L'annonce a eu lieu à midi passé de quelques minutes: Ueli Maurer va quitter le Conseil fédéral. «Ma famille était au courant depuis 18 mois», a confié le ministre des Finances sur le départ. Après quatorze années de Conseil fédéral, le Zurichois dit vouloir «faire autre chose». Que cache ce départ surprise? L'analyse de Sermîn Faki, cheffe de la politique à Blick.
Peut-on dire que ce départ est une «surprise»?
C'est une excellente question. Dans un sens, le fait qu'un conseiller fédéral prenne sa retraite à 71 ans n'est pas étonnant. Le timing de l'annonce et surtout sa méthode me surprennent davantage.
Pourquoi?
Il a choisi le dernier jour de la session parlementaire pour l'annoncer. Il n'a même pas mis au courant le Parlement, ce qui est traditionnellement la coutume, mais a annoncé une conférence de presse personnelle.
A peine cette annonce a été officialisée que le carrousel des successeurs potentiels a démarré. Qui est en lice pour le 7 décembre?
Je pense à plusieurs noms qui seraient autant de candidatures valables. Il y a Magdalena Martullo-Blocher, la fille de l'ancien conseiller fédéral et figure de l'UDC Christoph Blocher. Si elle est partante, elle sera sans doute sur le ticket du parti. L'ancien président de l'UDC Albert Rösti pourrait aussi être une option. Il a adopté des postures allant au-delà du parti ces derniers temps, ce qui est peut-être un signe qu'il voulait envoyer. Ou Thomas Aeschi, qui a déjà tenté sa chance par le passé.
Que des candidatures alémaniques, donc...
Oui, ce sera sans doute un Alémanique. Ueli Maurer était d'ailleurs le représentant du canton de Zurich au Conseil fédéral — il y a presque toujours eu un Zurichois.
C'est un hasard, mais Blick a publié ce matin un grand «pari» des présidents de parti sur un Parlement qui doit devenir plus féminin. Vous n'avez cité qu'une femme.
C'est vrai! Esther Friedli, la compagne de Toni Brunner, risque, elle aussi, de retrouver son nom au centre des discussions. Mais je n'exclus pas que Toni Brunner lui-même puisse se mettre à disposition du parti. A l'UDC, beaucoup lui voient les épaules très solides pour ce mandat. Il est extrêmement apprécié par la population, ou du moins par l'électorat UDC.
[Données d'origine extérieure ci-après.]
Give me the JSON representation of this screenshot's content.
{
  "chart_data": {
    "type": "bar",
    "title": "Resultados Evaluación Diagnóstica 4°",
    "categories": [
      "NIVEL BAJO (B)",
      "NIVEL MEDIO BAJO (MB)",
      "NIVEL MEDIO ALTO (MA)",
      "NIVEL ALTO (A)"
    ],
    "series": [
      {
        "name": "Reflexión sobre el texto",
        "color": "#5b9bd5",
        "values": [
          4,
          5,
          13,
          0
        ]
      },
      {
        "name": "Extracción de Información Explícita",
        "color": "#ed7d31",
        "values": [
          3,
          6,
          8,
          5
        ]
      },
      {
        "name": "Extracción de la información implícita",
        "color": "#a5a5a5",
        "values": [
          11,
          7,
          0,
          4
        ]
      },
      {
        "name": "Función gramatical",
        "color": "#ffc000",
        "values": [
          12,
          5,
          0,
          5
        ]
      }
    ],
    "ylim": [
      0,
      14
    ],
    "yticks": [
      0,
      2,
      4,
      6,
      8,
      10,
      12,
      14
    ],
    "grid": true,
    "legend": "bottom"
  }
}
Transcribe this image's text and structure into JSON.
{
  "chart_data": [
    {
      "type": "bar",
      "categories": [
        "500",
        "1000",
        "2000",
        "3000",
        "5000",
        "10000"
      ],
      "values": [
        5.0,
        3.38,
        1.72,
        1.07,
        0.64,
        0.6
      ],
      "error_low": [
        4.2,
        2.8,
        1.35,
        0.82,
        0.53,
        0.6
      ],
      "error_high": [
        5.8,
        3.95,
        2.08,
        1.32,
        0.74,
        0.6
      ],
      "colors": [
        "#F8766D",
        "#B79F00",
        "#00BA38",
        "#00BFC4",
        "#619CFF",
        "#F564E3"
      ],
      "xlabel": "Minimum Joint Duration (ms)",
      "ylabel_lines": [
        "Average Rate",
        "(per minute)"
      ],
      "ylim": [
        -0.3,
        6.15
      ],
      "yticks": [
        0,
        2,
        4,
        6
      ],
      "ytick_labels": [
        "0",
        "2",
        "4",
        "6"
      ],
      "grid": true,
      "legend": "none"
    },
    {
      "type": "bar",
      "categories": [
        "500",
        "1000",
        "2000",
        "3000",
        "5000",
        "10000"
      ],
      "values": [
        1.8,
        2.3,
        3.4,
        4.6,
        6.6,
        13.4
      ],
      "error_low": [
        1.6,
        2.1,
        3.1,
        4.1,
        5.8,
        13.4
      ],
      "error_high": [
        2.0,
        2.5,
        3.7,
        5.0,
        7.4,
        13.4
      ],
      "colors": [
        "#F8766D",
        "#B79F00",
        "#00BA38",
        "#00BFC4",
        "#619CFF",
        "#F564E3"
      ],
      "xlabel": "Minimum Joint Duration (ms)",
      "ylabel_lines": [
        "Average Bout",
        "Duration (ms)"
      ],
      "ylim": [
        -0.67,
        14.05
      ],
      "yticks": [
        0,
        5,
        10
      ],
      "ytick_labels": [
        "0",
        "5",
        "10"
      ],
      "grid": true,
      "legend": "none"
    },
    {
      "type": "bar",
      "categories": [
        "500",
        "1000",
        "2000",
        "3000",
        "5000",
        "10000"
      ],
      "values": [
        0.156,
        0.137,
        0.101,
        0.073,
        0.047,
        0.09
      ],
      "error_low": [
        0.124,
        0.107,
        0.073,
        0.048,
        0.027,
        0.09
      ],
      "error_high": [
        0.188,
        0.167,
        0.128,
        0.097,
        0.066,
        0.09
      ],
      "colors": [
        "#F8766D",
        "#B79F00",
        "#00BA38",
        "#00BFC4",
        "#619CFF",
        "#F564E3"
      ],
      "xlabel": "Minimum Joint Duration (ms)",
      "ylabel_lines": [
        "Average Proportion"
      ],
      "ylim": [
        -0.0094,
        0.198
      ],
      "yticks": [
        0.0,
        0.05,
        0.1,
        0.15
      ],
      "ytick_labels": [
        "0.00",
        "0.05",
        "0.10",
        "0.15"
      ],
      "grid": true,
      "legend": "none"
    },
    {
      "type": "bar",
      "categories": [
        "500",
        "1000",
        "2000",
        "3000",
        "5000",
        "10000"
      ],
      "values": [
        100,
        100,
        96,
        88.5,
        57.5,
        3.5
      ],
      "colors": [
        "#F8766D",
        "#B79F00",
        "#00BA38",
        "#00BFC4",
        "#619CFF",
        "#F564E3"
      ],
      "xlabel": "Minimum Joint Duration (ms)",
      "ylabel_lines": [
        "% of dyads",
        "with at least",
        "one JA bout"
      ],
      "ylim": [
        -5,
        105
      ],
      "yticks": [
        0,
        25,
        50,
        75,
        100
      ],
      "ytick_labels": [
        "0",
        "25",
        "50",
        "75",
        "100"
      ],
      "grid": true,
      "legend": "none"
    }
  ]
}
Mais c'est le Parlement qui devrait l'élire.
Oui, mais la sympathie auprès de la population est fondamentale lorsqu'il s'agit d'un UDC.
Ce sont encore des plans sur la comète. Revenons à Ueli Maurer: il a dit qu'il avait «envie d'autre chose», mais sans développer. A quoi faisait-il référence selon vous?
Il a tout de même dit qu'il avait envie de se remettre au sport. C'est un élément de réponse: dès qu'il peut, il enfourche son vélo ou fait du ski de fond en hiver. Il a aussi dit qu'il voulait lire davantage, en parlant de livres évidemment. On connaît son amour pour les médias... Et voyager. En somme: «redevenir Ueli», comme il l'a dit. Sans oublier la famille: il a six enfants.
Même s'il acceptera de donner son avis, comme il l'a répondu, il compte rester en retrait de la vie politique. Avec autant d'amis et de contacts dans le parti, vous pensez que ce sera possible?
Oui, je l'ai trouvé très sincère dans cette conférence de presse. Et il n'est pas du genre à venir donner son avis en permanence. S'il dit que ça lui a manqué de pouvoir marcher à Berne sans se faire apostropher et qu'il veut «redevenir Ueli», alors c'est le cas.
Ueli Maurer n'a pas été tendre avec les médias: il a dit qu'il s'informait seulement via le Teletext et qu'il ne pouvait pas supporter d'écouter plus d'une minute la radio dans sa voiture.
Ces déclarations ne m'ont pas vraiment surprise. Il a gardé la même ligne tout au long de sa vie politique: la provocation et la défiance envers les médias. Ce que j'ai davantage retenu, c'est lorsqu'il a pris sa posture d'homme d'Etat.
C'est-à-dire?
Il a profité de cette dernière intervention — il a d'ailleurs dit qu'il ne donnerait pas d'interview — pour dire son inquiétude sur la division de la société en Suisse et pour faire un ultime appel à l'économie envers le Parlement, trop dépensier aux yeux de l'expert-comptable qu'il est. Pour moi, cette conférence de presse a parfaitement reflété l'ambivalence d'Ueli Maurer.